Пацана сдал близкий кент, принятый за пьяный дебош в портовом кабаке. Презренная прокурорская тварь пообещала за предательство тридцать пачек сигарет и несколько тон хлебного мякиша. Окончательно протрезвев, скозлившийся кент понял какой ужасный поступок совершил и погрузился в бездонное отрицалово. Запершись в камере, он начал лепить из мякиша фигуры своих пацанов в натуральную величину. Десятитысячное хлебное войско не уступало в искусности исполнения терракотовой армии императора Цинь Шихуанди. По окончании работы скозлившийся в раскаянии пал на колени перед скульптурной братвой, моля о прощении, но братва решительно молчала. Тогда он сделал свою последнюю тысячу отжиманий, а затем совершил харакири, так и не выкурив ни одной сигареты.
В это самое время гнилой прокурор в соседней камере уже начинал прессовать только что принятого по предательским показаним пацана. «Что есть Дао, сука?!» - ревел глумливый пес, нанося по болевым точкам сокрушающие удары нунчаками. Из пасти прокурорской свиньи тащило водкой и никотином, оттуда же изрыгалась грязная ругань с примесью цитат Достоевского. Кровоточащие раны и ссадины покрывали могучий пацанский торс, словно малиновый пиджак, придавая его фигуре правильную солидность. Сначала пацан не подавал виду, просто улыбался и молча делал выводы. Но, несмотря на искусство абстрагироваться от боли, нервные импульсы, поступающие от размолотых в муку костей, начали пробивать нейролетическую блокаду сознания. Тогда в пацанской памяти всплыла примодальная мудрость: «Умей смеяться - когда больно, умей грустить - когда смешно». Однако добродушное пацанское хихиканье только подзадорило упыря в погонах и его мусареных приспешников. Мусорские терпилы опьяненные здоровой пацанской кровью, выпитой из его коленных чашечек, решили надругаться над раной, оставленной прокурорскими зубами на рельефном прессе пацана. Это противоестественное соитие, конечно, накладывало определенный отпечаток на репутацию, однако не лишало пацана чести. Поэтому козлиный душегуб решился на эзотерический шаг – он решил поломать Внутреннего Пацана. Душегуб одел пацану на голову свою фуражку и приложил его разломанную руку под козырек, тем самым обозначив его кармическое место в нижних слоях ментовской касты. Не выдержав груз пережитого унижения, с оглушающим хрустом Пацан сломался внутри пацана.

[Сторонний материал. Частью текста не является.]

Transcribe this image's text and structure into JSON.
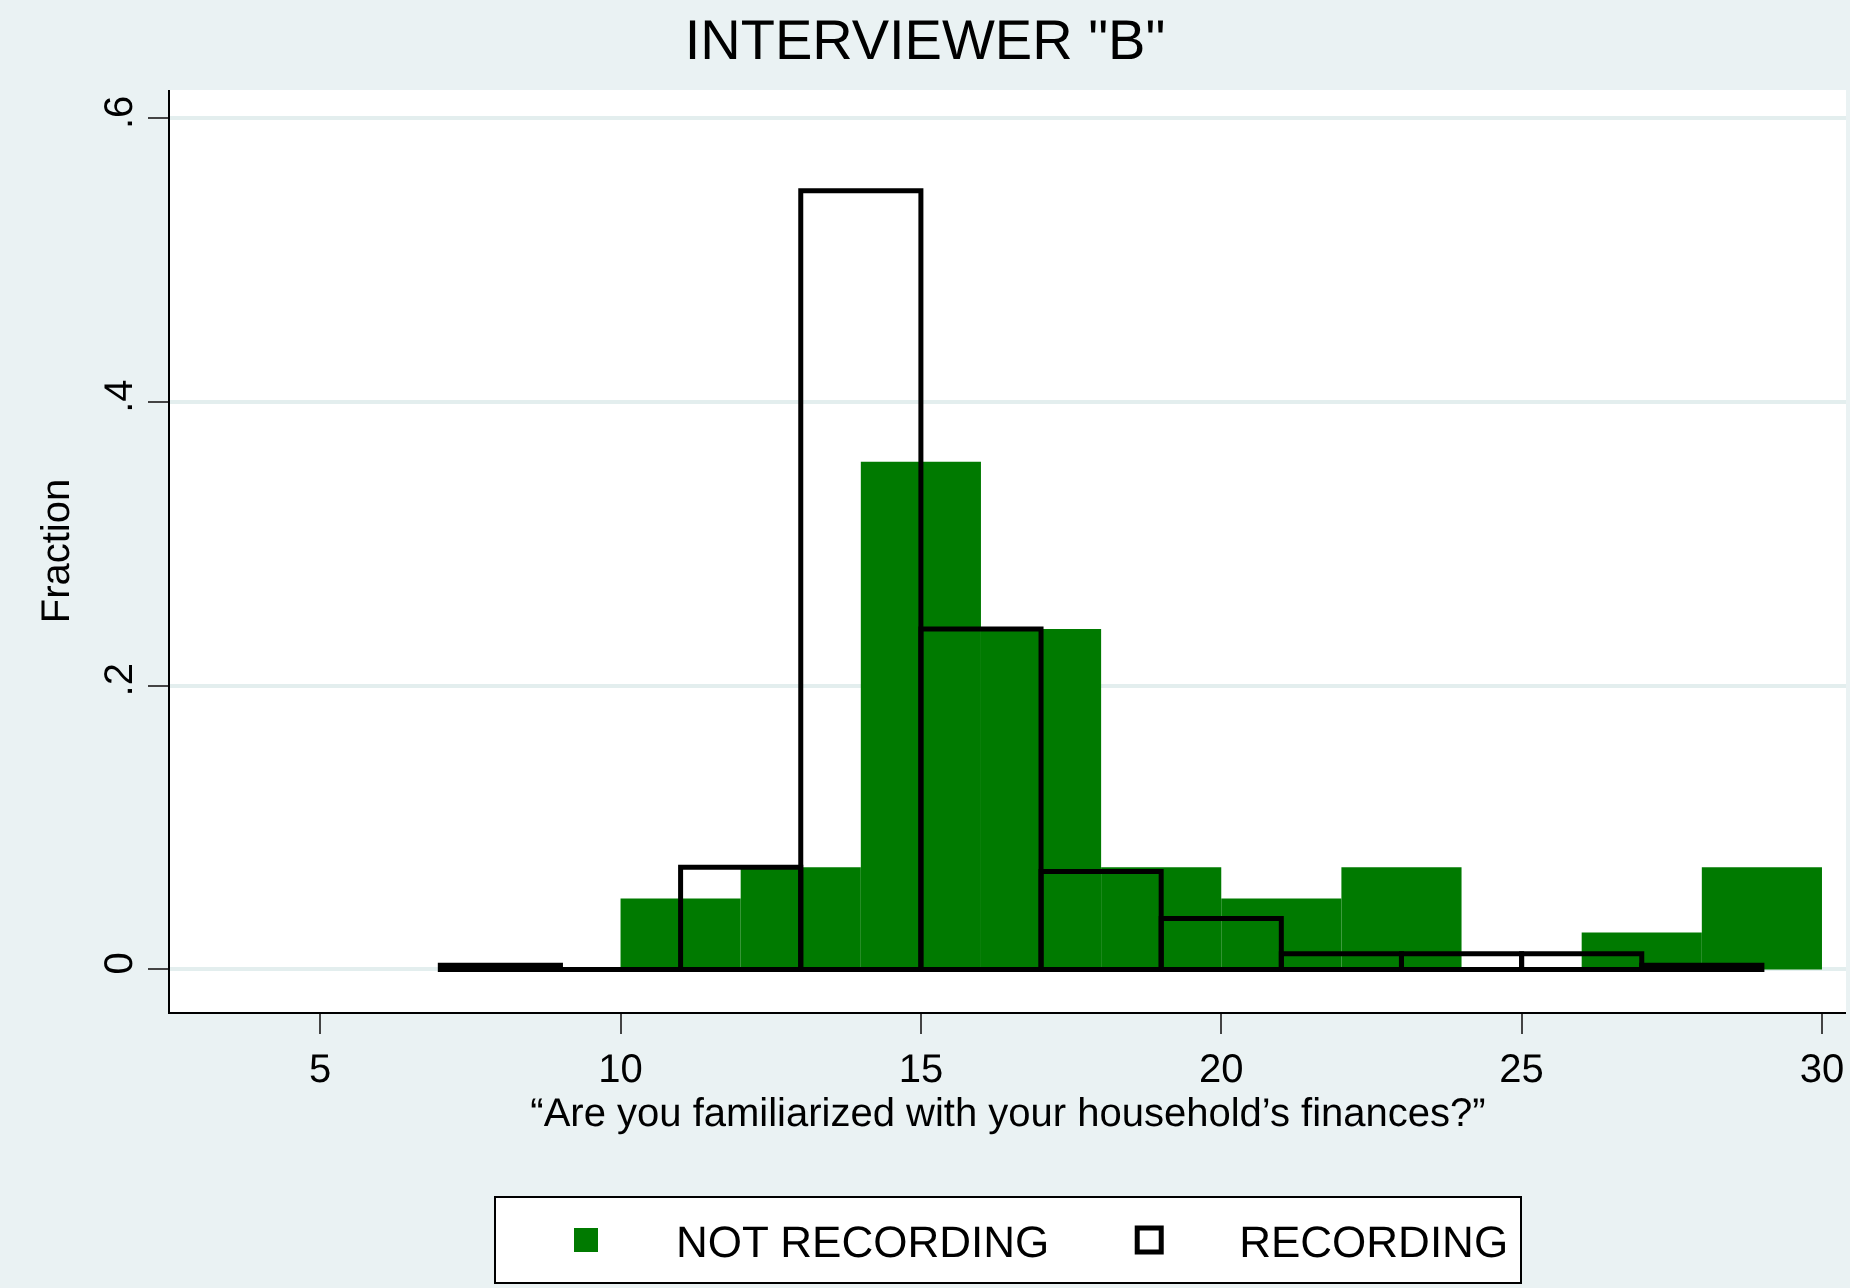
{
  "chart_data": {
    "type": "bar",
    "title": "INTERVIEWER \"B\"",
    "xlabel": "“Are you familiarized with your household’s finances?”",
    "ylabel": "Fraction",
    "series": [
      {
        "name": "NOT RECORDING",
        "color": "#007a00",
        "x": [
          11,
          13,
          15,
          17,
          19,
          21,
          23,
          25,
          27,
          29
        ],
        "values": [
          0.05,
          0.072,
          0.358,
          0.24,
          0.072,
          0.05,
          0.072,
          0,
          0.026,
          0.072
        ]
      },
      {
        "name": "RECORDING",
        "color": "#000000",
        "x": [
          8,
          10,
          12,
          14,
          16,
          18,
          20,
          22,
          24,
          26,
          28
        ],
        "values": [
          0.003,
          0,
          0.072,
          0.549,
          0.24,
          0.069,
          0.036,
          0.011,
          0.011,
          0.011,
          0.003
        ]
      }
    ],
    "xlim": [
      2.5,
      30.4
    ],
    "xticks": [
      5,
      10,
      15,
      20,
      25,
      30
    ],
    "ylim": [
      -0.03,
      0.62
    ],
    "yticks": [
      {
        "value": 0,
        "label": "0"
      },
      {
        "value": 0.2,
        "label": ".2"
      },
      {
        "value": 0.4,
        "label": ".4"
      },
      {
        "value": 0.6,
        "label": ".6"
      }
    ],
    "grid": "y",
    "legend": "bottom"
  }
}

Оставив тело, надломленная пацанская душа отправилась к берегам Стикса в надежде на забвение. Но местный бомбила Харон, опасаясь зашквариться, отказался везти его к Аиду. Пацан не знал что ему делать и поэтому сделал то, к чему привык: он побежал вдоль берега реки, через каждые два шага нанося удары воздуху. Во время бега для дополнительной нагрузки на дыхалку, пацан громко декламировал фрагменты из сочинений Саши Белого и Мартина Хайдегера.
- Фуфлыжник и дешевка этот твой Хайдегер, - раздался вблизи старческий голос. На берегу в позе лотоса сидел старик и кормил голубей собственной плотью. Пацан от неожиданности хотел тут же завалить деда, но по наколкам понял, что перед ним авторитетный демиург со стремным именем Саваоф, которого пацаны звали просто Сава.

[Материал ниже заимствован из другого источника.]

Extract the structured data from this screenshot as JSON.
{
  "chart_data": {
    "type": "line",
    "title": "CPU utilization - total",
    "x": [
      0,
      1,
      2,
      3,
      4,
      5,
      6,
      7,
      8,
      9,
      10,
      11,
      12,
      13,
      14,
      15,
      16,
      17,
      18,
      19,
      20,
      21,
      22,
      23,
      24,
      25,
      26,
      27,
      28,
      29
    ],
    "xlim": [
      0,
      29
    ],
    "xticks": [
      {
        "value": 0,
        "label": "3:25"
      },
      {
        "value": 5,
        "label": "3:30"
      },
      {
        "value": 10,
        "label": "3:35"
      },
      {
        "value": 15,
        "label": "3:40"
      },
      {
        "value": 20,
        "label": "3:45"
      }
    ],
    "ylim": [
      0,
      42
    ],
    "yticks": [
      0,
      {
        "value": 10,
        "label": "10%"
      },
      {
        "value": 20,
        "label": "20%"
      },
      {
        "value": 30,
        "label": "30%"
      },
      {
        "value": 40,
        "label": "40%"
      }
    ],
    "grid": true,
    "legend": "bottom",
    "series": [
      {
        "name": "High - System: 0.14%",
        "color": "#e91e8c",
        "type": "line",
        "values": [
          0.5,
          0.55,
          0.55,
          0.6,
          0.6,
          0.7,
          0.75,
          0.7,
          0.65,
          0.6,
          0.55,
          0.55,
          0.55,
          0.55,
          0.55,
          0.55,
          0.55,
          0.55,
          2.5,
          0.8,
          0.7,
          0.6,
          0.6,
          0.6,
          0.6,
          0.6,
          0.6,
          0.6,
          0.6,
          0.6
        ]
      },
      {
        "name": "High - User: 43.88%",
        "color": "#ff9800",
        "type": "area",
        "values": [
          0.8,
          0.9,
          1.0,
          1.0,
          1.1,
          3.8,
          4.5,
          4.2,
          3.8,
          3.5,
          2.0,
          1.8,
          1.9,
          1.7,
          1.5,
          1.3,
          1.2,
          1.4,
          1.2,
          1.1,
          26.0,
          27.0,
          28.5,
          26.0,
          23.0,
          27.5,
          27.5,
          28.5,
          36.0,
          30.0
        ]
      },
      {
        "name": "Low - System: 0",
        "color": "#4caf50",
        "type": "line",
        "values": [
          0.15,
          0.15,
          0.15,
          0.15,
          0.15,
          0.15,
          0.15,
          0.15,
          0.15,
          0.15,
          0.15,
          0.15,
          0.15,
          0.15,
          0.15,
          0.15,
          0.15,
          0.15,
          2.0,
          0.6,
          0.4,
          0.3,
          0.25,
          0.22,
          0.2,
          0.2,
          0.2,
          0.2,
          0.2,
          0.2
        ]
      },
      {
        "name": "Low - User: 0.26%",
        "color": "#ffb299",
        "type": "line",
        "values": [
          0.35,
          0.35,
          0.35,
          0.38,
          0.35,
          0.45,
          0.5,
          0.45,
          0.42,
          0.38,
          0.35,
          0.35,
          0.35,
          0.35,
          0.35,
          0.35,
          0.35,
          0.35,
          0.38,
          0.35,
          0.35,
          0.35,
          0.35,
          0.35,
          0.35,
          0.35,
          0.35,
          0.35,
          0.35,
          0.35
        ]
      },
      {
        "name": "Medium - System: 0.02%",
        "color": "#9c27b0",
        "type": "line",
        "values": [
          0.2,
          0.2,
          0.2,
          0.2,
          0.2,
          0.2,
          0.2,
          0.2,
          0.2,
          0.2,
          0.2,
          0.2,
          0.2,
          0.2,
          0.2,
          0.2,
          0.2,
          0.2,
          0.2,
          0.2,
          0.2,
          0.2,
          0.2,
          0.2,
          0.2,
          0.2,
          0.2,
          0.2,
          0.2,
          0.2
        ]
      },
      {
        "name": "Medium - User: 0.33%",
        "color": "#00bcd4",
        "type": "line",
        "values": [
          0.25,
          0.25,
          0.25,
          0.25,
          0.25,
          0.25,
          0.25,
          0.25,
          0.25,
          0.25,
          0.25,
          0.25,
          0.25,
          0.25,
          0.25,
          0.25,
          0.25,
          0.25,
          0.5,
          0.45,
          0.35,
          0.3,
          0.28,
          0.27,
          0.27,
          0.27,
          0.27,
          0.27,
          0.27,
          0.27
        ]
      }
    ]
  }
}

- Здоровья тебе, отец - с уважением сказала пацанская душа и присела на корты. Два дня они в тишине сидели на берегу Стикса и созерцали священную гладь. На третий день пацан не выдержал и поинтересовался:
- Сколько жмешь, отец?
Сава нежно улыбнулся и ответил старой даосской загадкой:
- Вилкой в глаз или в попу раз?
Пацан знал ответ, но дерзко швырнул божество через бедро и начал топтать ногами.
- Не бей меня! Я поделюсь с тобой мудростью! - закричал старичок.

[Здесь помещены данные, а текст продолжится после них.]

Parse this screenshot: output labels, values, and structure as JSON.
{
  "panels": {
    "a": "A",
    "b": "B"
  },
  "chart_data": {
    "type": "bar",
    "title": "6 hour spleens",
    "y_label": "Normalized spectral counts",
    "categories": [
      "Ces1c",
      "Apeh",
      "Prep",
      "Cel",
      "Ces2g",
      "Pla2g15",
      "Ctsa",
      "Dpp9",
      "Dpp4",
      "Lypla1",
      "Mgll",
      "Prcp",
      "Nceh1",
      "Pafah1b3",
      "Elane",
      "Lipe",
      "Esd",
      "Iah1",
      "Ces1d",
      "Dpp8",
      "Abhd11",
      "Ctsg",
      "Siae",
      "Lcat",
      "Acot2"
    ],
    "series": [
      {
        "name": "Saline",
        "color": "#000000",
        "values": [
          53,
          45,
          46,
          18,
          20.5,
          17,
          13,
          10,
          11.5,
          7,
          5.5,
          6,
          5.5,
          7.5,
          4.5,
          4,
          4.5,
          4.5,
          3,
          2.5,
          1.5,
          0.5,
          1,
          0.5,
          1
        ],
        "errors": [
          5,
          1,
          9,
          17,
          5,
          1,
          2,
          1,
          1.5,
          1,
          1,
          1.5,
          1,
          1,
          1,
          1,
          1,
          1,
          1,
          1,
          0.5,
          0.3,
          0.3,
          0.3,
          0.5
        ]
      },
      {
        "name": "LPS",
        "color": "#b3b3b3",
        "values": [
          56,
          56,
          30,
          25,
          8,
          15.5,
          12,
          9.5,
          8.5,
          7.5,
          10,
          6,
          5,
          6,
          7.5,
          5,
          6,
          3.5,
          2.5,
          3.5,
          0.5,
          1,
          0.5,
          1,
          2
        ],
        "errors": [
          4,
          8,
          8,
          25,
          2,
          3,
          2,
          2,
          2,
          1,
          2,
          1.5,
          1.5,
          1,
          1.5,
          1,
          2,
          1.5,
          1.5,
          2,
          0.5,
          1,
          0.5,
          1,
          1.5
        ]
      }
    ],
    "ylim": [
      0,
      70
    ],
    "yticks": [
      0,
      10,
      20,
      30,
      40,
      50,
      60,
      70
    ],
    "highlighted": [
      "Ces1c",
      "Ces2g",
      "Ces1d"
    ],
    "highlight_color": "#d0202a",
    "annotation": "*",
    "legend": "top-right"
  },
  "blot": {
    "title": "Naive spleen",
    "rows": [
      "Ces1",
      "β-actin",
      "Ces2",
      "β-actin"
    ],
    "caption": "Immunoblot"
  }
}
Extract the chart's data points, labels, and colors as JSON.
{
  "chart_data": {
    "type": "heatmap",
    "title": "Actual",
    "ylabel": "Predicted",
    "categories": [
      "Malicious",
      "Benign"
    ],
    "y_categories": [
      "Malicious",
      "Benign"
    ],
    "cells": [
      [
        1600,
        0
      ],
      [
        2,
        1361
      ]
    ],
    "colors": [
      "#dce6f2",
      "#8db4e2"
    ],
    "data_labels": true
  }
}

Пацан вернулся на корты, а Сава озвучил Первоистину:
- Важно быть пацаном при любых раскладах, - старик сделал многозначительную паузу, вознес перст к небу и добавил, - ибо небеса даруются терпеливым, а не терпилам.
Пацанская душа озарилась игрой смысловой дисперсии на гранях великого афоризма и метнулась обратно в тело, готовая совершить красивый поступок.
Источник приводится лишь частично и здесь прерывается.